The notice to the OPC  must describe the Notifiable Privacy Breach, including the number of affected individuals (if known) and the identity of any person or body that the organization suspects may be in possession of personal data as a result of the breach (if known). It must explain the steps that the organization has taken or plans to take in response to the breach, including whether any affected individuals have been or will be contacted. If the organization is giving public notice of the breach in lieu of individual notices, the notice must set out the reasons why. If the organization is relying on an exception, or is delaying notifying affected individuals or giving public notice, it must state the exception relied on and set out the reasons for relying on it or state the reasons why a delay is needed and the expected period of delay. The notice must also provide the names or give a general description of any other agencies that the organization has contacted about the breach and the reasons for having done so and give details of a contact person within the organization for inquiries.

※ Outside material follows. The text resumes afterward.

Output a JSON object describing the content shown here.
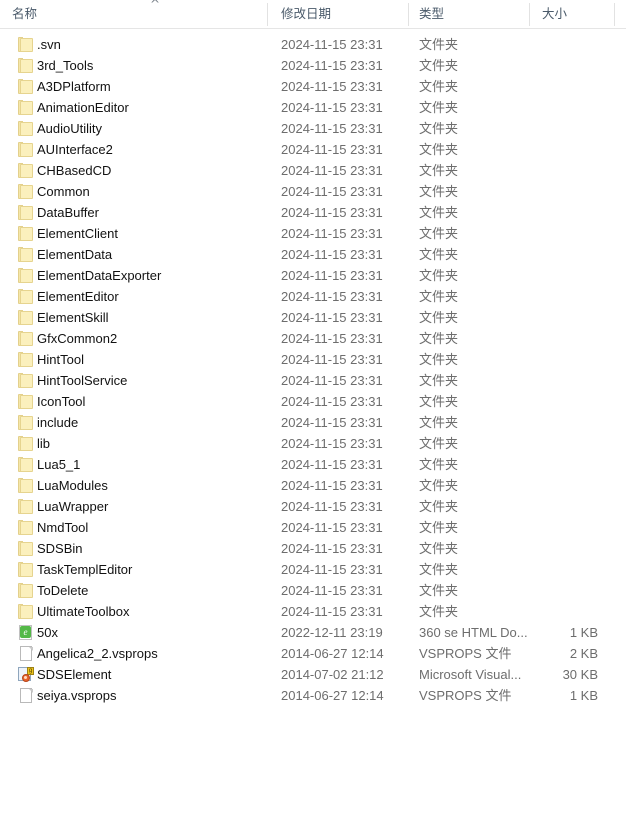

Penalties and Compliance Notices.

The Act increases the fines for law violations from NZ $2,000 to NZ $10,000 and introduces new offenses such as misleading a business by impersonating someone, or pretending to act with that person's authority, to gain access to their personal information or to have it altered or destroyed and destroying a document containing personal information, knowing that a request has been made for that information. 

In addition, an organization that, without reasonable excuse, fails to notify the OPC of a Notifiable Privacy Breach commits an offense and is liable on conviction to a fine not exceeding NZ $10,000. It is not a defense to a charge under the Act that the organization has taken steps to address the breach. It is a defense, however, that the organization did not consider the privacy breach to be a Notifiable Privacy Breach, but only if it was reasonable to do so in the circumstances. 

Lastly, unlike the original law, the Act empowers the OPC  to issue compliance notices to organizations that fail to comply with their obligations under the Act. Organizations must comply with these notices as soon as practicable upon receipt and, if applicable, remedy the violation by the date specified in the compliance notice.

Because of the generality of this update, the information provided herein may not be applicable in all situations and should not be acted upon without specific legal advice based on particular situations.